Economists warned inflation was set to trend even higher as President Donald Trump presses ahead with broad tariffs on imports as well as mass deportations that could cause labor shortages and raise wages and prices of goods. The producer price index for final demand rose 0.4 percent last month after an upwardly revised 0.5 percent gain in December, the Labor Department’s Bureau of Labor Statistics said.
One month left to apply for federal disaster assistance
FEMA
Homeowners and renters who have incurred damage or losses from the Los Angeles County wildfires that began Jan. 7, have until Monday, March 10, 2025 to apply for FEMA Individual Assistance. The program provides financial and other assistance to eligible individuals and households to help meet their basic needs and supplement their wildfire recovery efforts.
FEMA may reimburse eligible applicants for temporary housing, home repairs to their primary home, personal property losses, medical and dental expenses related to the disaster, childcare and other serious disaster-related needs not covered by insurance. Residents who have insurance need to file insurance claims for damage to their homes, personal property and vehicles before applying. FEMA assistance is not taxed and will not affect Social Security, Medicaid or other federal benefits. FEMA grants do not have to be repaid.
Housing supply is piling up as home sellers enter the market but buyers stay on sidelines
Redfin
There are five months of for-sale supply on the market nationwide, up from 4.4 months a year earlier and the most since early 2019. Inventory is piling up because more sellers are listing their homes while fewer buyers are wading into the market. New listings rose 7.4 percent year over year during the four weeks ending February 9, hitting their highest level for any comparable time period since 2022. Just have this time in 2022, mortgage rates started rising quickly, encouraging many homeowners to stay put to hold onto low rates. Now that lock-in effect is starting to ease.
Pending home sales, meanwhile, fell 6 percent, similar to the declines we’ve seen since the start of the year. The typical home that sold in that period took 57 days to go under contract – the longest span since March 2020, when the onset of the pandemic nearly ground the housing market to a halt. Home sale prices are up 4.3 percent year over year.
Mortgage refinance demand jumps to highest since October
CNBC
Mortgage rates moved slightly lower again last week, keeping refinance demand on the rise. Applications to refinance a home last week jumped 10 percent from the previous week and were 33 percent higher than the same week one year ago, according to the Mortgage Bankers Association’s seasonally adjusted index.

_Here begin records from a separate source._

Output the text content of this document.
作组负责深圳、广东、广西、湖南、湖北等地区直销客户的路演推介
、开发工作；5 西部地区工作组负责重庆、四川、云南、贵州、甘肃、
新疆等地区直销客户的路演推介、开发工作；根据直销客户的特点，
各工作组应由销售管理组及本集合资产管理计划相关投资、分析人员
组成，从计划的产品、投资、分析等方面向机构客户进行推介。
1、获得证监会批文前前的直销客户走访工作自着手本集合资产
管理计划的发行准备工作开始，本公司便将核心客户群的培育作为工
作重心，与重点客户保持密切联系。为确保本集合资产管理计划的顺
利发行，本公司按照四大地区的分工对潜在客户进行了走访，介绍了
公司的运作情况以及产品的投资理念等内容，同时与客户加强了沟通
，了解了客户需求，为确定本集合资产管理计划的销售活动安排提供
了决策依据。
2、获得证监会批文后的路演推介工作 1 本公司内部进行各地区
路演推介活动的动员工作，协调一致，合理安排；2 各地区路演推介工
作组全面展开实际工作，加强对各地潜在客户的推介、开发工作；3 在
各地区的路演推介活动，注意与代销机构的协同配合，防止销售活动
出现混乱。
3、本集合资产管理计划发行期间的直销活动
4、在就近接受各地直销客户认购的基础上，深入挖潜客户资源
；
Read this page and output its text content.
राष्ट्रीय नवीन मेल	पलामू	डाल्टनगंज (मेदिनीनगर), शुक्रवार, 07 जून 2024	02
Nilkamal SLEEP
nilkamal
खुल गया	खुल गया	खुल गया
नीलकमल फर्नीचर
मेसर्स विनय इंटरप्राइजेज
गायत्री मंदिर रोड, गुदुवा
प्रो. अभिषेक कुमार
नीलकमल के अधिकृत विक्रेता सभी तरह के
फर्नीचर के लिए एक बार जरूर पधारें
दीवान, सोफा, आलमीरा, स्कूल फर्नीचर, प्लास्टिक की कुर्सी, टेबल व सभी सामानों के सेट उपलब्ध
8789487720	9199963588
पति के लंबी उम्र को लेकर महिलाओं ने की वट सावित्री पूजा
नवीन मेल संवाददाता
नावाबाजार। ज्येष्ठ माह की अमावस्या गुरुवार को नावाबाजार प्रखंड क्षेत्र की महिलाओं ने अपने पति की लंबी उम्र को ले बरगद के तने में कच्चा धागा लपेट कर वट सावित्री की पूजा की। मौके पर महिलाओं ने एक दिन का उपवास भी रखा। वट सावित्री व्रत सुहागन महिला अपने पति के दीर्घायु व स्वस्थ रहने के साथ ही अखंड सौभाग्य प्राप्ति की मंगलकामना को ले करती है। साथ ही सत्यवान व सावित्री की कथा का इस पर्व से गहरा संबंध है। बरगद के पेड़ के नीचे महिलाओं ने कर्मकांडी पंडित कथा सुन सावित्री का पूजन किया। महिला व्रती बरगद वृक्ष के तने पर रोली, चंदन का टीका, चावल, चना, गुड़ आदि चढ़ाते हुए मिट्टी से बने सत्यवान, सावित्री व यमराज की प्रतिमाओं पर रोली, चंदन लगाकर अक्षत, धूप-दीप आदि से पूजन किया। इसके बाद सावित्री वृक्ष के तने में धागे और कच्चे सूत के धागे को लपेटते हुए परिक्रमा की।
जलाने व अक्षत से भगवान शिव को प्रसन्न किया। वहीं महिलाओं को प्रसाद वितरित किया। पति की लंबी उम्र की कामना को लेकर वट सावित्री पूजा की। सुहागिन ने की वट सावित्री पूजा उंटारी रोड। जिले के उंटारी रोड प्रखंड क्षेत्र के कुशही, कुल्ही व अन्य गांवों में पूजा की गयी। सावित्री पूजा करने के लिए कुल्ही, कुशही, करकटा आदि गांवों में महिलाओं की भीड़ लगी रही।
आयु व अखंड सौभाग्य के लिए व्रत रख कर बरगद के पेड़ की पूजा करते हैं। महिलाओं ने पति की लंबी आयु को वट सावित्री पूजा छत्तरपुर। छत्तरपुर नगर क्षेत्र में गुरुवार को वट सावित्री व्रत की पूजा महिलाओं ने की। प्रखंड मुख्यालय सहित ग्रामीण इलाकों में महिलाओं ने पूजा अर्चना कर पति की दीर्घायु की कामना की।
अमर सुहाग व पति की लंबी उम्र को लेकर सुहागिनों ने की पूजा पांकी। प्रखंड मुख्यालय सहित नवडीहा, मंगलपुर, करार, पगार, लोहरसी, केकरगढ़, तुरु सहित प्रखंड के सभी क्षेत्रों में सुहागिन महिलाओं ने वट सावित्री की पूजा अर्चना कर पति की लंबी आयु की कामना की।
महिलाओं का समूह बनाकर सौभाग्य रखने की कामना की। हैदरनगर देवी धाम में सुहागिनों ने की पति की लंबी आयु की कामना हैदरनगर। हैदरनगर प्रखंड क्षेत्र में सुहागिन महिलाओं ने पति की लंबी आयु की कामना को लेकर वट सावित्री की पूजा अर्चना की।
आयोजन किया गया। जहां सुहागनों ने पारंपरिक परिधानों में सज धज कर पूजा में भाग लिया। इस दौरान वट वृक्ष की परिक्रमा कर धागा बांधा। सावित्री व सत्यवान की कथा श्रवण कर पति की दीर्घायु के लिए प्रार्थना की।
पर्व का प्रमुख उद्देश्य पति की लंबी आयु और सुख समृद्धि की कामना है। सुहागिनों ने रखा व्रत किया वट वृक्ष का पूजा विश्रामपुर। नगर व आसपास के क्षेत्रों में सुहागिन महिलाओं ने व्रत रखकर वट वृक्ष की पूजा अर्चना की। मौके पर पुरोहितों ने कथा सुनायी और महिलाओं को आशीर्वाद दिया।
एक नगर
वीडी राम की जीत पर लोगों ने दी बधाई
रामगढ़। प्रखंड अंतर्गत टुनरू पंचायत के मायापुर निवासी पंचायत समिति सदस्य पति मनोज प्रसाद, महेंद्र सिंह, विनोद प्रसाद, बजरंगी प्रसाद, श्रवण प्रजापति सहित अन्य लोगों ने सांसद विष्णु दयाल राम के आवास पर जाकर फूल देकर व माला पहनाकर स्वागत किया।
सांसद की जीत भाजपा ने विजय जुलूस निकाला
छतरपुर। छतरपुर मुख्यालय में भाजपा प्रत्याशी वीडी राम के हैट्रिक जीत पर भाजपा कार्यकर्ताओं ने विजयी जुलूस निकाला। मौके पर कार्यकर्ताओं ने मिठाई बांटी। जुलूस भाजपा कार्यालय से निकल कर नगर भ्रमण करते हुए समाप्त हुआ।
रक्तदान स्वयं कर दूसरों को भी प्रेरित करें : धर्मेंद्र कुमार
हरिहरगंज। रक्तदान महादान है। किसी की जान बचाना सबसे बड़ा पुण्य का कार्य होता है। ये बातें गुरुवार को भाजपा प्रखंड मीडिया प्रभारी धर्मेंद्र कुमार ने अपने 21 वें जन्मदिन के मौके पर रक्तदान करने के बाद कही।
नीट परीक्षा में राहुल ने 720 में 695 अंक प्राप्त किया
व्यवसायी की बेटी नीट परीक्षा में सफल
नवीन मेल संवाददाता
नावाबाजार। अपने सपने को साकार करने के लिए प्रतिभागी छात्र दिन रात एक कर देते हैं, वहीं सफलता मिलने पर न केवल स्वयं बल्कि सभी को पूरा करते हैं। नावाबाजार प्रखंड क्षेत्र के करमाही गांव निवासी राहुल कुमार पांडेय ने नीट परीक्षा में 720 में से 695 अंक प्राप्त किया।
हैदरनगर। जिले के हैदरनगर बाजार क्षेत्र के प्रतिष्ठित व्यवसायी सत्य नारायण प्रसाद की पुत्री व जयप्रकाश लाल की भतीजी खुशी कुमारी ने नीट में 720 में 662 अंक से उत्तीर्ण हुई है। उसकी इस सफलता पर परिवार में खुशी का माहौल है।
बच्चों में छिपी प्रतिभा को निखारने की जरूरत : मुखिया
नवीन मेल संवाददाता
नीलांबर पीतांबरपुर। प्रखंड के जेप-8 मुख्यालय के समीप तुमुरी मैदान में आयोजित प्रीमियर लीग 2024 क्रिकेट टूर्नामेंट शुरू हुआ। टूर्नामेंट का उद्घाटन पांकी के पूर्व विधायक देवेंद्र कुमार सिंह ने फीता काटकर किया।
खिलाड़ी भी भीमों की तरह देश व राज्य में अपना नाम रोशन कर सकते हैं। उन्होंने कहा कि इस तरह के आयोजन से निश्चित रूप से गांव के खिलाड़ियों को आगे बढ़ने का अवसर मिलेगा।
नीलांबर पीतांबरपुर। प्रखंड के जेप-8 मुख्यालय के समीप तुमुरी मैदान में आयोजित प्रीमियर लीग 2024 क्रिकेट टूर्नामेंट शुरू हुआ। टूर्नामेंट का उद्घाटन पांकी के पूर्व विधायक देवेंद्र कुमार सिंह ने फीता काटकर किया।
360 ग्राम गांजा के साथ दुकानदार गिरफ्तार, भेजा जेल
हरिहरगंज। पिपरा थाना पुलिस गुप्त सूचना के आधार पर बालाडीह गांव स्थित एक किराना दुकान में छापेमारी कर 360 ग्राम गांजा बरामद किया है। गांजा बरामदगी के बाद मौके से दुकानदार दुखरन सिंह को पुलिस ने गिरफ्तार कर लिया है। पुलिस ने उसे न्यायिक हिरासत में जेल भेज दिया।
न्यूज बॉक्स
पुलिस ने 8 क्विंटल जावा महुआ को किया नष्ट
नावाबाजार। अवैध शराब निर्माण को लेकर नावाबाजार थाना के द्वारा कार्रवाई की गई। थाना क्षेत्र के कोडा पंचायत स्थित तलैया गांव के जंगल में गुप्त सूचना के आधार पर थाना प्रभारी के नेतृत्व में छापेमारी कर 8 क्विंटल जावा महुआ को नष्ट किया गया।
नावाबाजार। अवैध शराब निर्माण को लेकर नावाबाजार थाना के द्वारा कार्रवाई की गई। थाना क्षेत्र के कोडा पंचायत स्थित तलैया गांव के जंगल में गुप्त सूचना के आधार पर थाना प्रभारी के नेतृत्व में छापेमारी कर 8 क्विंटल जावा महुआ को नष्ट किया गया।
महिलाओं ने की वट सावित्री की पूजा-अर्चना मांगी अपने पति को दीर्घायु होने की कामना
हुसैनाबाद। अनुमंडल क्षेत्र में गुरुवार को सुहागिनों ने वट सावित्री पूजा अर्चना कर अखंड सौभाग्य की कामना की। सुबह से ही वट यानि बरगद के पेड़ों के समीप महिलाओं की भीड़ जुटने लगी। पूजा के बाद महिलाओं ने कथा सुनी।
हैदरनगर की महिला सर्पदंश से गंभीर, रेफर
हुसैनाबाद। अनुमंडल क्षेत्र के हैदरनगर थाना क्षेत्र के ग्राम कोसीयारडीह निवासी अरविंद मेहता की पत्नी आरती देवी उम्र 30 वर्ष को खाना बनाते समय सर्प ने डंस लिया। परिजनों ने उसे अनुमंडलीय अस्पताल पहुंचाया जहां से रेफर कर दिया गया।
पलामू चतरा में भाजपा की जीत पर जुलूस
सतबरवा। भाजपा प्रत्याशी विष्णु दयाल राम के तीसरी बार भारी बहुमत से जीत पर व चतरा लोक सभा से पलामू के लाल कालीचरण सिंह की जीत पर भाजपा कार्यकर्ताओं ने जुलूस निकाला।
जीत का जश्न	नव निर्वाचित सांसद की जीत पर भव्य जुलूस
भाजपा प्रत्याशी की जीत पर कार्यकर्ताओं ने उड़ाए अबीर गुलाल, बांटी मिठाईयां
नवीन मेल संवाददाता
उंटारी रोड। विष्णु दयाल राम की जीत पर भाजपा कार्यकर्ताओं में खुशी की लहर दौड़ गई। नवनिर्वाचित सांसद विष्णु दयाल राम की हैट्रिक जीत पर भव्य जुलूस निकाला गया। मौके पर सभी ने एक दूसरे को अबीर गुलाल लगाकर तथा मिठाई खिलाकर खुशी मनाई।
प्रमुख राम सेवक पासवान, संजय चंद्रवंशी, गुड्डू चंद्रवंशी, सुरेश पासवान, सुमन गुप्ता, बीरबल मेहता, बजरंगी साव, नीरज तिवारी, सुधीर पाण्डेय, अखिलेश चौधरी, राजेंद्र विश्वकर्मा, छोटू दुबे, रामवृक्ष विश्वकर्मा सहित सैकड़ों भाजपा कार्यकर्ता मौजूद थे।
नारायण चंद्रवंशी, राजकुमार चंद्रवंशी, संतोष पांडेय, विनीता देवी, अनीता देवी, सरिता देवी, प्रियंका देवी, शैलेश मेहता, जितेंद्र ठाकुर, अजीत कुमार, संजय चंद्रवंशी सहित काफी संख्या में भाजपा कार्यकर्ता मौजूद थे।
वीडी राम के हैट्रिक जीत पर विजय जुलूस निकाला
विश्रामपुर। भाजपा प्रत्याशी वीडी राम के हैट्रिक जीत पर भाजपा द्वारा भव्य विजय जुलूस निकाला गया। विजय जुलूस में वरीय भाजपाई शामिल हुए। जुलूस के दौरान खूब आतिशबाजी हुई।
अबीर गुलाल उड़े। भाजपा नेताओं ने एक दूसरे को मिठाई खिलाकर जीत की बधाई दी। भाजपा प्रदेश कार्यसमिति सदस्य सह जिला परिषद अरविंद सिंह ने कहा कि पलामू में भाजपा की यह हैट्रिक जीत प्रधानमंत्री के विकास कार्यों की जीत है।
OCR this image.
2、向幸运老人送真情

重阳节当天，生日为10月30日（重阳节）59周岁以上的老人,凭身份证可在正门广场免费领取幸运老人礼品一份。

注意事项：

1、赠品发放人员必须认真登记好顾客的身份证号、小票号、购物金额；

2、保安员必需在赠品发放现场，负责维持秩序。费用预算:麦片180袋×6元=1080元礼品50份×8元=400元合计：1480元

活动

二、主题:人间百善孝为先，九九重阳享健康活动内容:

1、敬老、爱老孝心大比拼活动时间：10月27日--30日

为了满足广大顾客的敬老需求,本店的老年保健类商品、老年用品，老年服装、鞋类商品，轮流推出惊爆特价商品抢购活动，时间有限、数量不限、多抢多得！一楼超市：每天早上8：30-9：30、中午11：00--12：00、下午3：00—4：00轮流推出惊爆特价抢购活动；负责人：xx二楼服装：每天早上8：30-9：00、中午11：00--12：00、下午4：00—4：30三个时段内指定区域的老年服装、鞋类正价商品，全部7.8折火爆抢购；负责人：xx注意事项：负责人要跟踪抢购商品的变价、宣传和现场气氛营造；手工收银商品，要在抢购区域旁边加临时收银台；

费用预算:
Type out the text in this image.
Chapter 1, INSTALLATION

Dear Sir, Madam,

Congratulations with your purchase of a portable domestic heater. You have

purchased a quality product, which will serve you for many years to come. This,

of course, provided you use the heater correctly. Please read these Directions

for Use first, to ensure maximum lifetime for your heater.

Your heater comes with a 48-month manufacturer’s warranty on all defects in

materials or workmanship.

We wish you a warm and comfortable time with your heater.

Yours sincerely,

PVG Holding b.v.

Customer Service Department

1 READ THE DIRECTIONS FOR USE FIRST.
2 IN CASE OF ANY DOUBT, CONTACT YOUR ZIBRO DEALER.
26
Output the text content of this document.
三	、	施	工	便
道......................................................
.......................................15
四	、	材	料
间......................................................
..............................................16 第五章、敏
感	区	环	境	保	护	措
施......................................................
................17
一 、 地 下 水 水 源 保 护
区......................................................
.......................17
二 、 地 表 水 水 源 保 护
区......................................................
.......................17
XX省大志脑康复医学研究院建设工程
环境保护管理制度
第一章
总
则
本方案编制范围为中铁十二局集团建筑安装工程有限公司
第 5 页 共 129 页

The average contract interest rate for 30-year fixed-rate mortgages with conforming loan balances decreased to 6.95 percent from 6.97 percent, with points remaining unchanged at 0.64 (including the origination fee) for loans with a 20 percent down payment. Applications to refinance a home loan dropped 7 percent for the week and were 5 percent higher than the same week one year ago. Interest rates are now 24 basis points higher than they were a year ago. Applications for a mortgage to purchase a home declined again, falling 2 percent from one week earlier and were 2 percent higher than the same week one year ago. Roughly 17 percent of homeowners with a mortgage have interest rates either at or above 6 percent, according to Redfin. That’s the highest level since 2016. With rates now near 7 percent, however, there are still very few who can benefit from a refinance, given both the rate and the cost.